Charlie side steps to me, grabbing my hand and pulling my back to his front, leaning down to kiss the side of my neck. Brad’s gaze tracks his movement like a hawk readying to strike. Charlie is up to something. I just don’t know what. Grabbing him by the back of his neck, I pull his ear to my mouth to whisper, “whatever you’re doing, I’m in. Keep doing it. His eyes haven’t left us yet. I need to get him closer to the barn or the house. I have several guns stashed.”
“Get your hands off of her. She’s not yours to touch, dickhead.” He starts walking toward us but stops dead in his tracks as Charlie unbuttons my jeans to snake a hand inside without actually touching me sexually. He’s using the idea of it to lure him to us. Smart. I’m slightly off kilter, but I know he won’t take this too far. I’m choosing to trust him. Willing my heart to calm, I bite down on his neck still in front of my mouth. I need something to ground me.

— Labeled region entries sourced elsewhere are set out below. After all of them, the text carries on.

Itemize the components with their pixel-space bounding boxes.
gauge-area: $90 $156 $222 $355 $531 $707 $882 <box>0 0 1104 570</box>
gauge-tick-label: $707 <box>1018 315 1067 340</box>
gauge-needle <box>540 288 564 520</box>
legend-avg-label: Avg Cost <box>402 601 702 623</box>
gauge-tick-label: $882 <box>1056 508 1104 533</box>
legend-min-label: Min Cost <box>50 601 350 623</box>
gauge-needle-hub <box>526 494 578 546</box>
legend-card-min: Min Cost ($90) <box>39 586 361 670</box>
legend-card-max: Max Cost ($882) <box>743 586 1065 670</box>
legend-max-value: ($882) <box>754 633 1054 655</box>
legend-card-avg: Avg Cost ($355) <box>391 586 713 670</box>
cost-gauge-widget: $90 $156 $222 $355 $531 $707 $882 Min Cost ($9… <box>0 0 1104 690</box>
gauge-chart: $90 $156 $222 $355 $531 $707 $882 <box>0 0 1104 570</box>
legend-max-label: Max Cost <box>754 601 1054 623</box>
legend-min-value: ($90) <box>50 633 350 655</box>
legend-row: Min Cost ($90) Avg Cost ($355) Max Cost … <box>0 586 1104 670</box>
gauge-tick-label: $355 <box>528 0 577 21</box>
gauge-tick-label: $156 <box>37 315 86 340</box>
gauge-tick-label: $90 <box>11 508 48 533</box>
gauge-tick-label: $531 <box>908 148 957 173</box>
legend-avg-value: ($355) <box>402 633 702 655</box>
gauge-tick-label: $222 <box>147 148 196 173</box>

Charlie doesn’t miss a beat, looking up under his lashes at Brad, groaning before declaring, “sure feels like she is. Maybe it’s you who needs to reassess here.” I can practically see the steam pluming from Brad’s ears and his nose, resembling a bull seeing a waving red flag. Perfect.
“You want her, big guy,” he taunts, “then come and get her.” The pressure on my wrist instantly stings as Charlie damn near rips my arm out of socket when he takes off running toward the barn with me in tow. Not the subtlety I would have used, but whatever works I guess. I don’t even spare a glance behind us to see if Brad is following us. I can feel that he is. Charlie catapults me ahead of him as we get to the entrance of the barn, hurriedly telling me, “Find the gun. I’ll stall.”